Posted February 6th, 2013
February 5 - The California Supreme Court heard oral arguments in Riverside vs. Inland Empire Patients Health and Wellness Center, a case determining whether or not Riverside may ban medical marijuana dispensaries within its borders.
The justices, appearing at a special session at the hundredth anniversary of the UCSF law school, were equally hard on attorneys on both sides of the case.
“The Legislature knows how to say, ‘Thou shalt not ban dispensaries,’ ” Justice Ming W. Chin told IEPHWC's attorney J. David Nick. Answered Nick, “If you were to allow bans, city by city, county by county, that is the opposite of what the Legislature was trying to accomplish.”
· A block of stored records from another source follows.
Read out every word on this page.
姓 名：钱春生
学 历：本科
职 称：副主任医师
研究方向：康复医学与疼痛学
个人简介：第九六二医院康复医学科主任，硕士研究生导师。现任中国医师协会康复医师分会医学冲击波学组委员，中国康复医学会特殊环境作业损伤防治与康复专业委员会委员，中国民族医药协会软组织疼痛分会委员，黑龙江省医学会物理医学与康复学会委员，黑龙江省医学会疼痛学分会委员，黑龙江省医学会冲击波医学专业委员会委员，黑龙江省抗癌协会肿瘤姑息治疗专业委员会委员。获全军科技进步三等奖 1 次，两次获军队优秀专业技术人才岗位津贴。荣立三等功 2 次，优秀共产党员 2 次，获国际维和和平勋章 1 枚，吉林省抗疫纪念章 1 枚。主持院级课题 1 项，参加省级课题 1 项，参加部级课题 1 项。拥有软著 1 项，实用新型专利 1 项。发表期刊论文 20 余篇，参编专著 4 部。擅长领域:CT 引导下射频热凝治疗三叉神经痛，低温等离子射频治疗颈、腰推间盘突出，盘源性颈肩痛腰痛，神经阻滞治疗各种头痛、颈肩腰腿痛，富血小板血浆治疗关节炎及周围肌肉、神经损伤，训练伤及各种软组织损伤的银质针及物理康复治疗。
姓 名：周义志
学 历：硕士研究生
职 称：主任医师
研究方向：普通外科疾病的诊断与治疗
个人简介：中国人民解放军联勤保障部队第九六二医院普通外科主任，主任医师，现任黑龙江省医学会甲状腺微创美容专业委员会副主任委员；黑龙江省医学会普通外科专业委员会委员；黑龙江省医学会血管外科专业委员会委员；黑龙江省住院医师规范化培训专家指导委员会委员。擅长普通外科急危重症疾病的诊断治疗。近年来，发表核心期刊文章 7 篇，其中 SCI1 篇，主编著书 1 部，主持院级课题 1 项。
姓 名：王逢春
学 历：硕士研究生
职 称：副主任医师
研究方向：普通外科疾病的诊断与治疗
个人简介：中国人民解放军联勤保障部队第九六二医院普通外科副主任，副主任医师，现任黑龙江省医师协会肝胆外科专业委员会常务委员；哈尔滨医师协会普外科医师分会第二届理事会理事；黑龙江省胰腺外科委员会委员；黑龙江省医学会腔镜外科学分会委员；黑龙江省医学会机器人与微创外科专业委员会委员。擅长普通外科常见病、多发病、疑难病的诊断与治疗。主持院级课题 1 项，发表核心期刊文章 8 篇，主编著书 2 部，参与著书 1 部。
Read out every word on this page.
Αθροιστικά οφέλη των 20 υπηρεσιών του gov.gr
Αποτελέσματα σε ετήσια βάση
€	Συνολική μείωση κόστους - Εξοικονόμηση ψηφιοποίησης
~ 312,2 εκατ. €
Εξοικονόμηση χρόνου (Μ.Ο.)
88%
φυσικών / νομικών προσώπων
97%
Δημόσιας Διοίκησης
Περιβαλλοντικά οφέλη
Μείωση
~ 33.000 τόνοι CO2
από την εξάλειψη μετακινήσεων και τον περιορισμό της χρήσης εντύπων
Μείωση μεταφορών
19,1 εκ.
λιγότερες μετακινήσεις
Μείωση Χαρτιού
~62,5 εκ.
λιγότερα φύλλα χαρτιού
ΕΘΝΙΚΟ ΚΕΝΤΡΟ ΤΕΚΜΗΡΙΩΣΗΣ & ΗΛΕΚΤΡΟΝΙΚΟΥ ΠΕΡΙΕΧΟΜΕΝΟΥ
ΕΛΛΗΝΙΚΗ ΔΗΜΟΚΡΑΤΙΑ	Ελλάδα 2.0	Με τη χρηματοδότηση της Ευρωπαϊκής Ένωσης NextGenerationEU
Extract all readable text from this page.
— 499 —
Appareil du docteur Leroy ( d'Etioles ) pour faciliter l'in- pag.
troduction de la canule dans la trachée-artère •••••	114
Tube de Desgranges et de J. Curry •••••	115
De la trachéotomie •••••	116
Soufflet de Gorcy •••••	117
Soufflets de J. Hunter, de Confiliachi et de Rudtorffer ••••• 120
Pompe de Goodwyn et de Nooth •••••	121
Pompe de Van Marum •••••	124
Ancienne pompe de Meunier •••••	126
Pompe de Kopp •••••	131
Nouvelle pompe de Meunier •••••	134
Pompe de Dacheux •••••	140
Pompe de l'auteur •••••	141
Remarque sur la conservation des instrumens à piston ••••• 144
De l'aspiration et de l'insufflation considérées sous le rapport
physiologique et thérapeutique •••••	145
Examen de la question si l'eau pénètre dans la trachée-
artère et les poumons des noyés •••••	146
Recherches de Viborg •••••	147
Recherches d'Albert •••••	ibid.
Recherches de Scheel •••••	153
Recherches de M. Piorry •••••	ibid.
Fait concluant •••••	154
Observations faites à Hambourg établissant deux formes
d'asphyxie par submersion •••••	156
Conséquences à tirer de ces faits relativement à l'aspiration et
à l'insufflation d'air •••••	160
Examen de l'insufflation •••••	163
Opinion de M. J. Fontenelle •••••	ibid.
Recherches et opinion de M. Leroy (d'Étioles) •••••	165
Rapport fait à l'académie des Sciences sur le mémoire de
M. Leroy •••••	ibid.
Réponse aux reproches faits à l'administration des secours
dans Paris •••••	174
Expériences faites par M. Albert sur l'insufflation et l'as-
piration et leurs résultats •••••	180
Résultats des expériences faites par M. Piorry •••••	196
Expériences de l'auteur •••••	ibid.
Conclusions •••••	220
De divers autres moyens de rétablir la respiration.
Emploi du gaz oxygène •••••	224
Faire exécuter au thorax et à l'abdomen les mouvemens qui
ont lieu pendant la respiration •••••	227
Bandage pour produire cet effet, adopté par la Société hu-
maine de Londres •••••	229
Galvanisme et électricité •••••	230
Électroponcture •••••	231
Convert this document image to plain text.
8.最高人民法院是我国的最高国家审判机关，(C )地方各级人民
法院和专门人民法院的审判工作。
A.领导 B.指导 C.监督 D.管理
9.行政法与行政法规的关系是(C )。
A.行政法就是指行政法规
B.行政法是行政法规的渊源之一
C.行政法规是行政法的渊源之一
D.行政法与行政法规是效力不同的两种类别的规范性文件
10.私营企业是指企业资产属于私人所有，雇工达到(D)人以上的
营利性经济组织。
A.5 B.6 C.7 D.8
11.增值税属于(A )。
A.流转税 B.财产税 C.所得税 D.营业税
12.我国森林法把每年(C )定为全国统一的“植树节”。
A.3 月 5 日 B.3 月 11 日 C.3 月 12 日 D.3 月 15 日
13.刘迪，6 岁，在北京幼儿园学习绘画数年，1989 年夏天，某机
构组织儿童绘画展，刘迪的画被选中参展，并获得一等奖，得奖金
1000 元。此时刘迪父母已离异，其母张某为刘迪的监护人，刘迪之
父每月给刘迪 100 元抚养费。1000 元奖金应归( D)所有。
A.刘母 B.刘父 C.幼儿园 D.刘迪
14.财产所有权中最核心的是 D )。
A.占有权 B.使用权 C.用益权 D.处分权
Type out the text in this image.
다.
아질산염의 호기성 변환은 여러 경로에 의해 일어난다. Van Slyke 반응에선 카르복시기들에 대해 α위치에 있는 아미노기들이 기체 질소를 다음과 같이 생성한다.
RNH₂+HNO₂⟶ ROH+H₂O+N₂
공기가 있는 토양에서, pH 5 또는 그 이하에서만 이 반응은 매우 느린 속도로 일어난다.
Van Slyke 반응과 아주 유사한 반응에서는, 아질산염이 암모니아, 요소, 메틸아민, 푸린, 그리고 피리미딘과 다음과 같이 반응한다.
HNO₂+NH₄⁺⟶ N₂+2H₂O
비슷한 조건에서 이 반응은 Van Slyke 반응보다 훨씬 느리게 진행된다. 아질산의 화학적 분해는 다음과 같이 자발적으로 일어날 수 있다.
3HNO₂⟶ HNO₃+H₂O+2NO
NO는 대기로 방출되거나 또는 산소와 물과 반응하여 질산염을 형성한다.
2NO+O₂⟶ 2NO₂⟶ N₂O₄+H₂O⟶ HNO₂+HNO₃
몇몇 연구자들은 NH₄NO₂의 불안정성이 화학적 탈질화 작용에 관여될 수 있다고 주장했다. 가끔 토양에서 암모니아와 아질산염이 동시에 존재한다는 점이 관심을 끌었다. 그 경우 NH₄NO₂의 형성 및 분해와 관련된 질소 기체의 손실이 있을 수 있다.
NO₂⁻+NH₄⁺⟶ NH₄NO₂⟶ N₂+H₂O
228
In questioning Riverside's attorney Jeffrey V. Dunn (pictured at podium), one of the justices pointed out that if all counties in California banned dispensaries, no one in California could visit a dispensary. Words like "consistent" and "establishment" weighed for their full meaning, and the letter as well as the stated purpose of the law was discussed.
Nick made it clear that locals have a great deal of authority over zoning of dispensaries, but that the Court has never ruled that locals may make illegal anything legal under state law (except perhaps in a single cited case). Much was made of the fact that state law merely offers limited immunity from state law only.
Dunn is a partner at Best, Best and Krieger, an Irvine-based law firm that has promulgated anti-dispensary ordinances throughout California and according to their website, has now been paid to defend those ordinances in 30 municipalities. Dunn assisted in the drafting of a bill last year giving cities more power to regulate dispensaries. A BB&K attorney recently gave a presentation at the California Association of Code Enforcement Officers meeting.
A ruling is expected within 90 days.
This year is also the 100th anniversary of marijuana prohibition in California.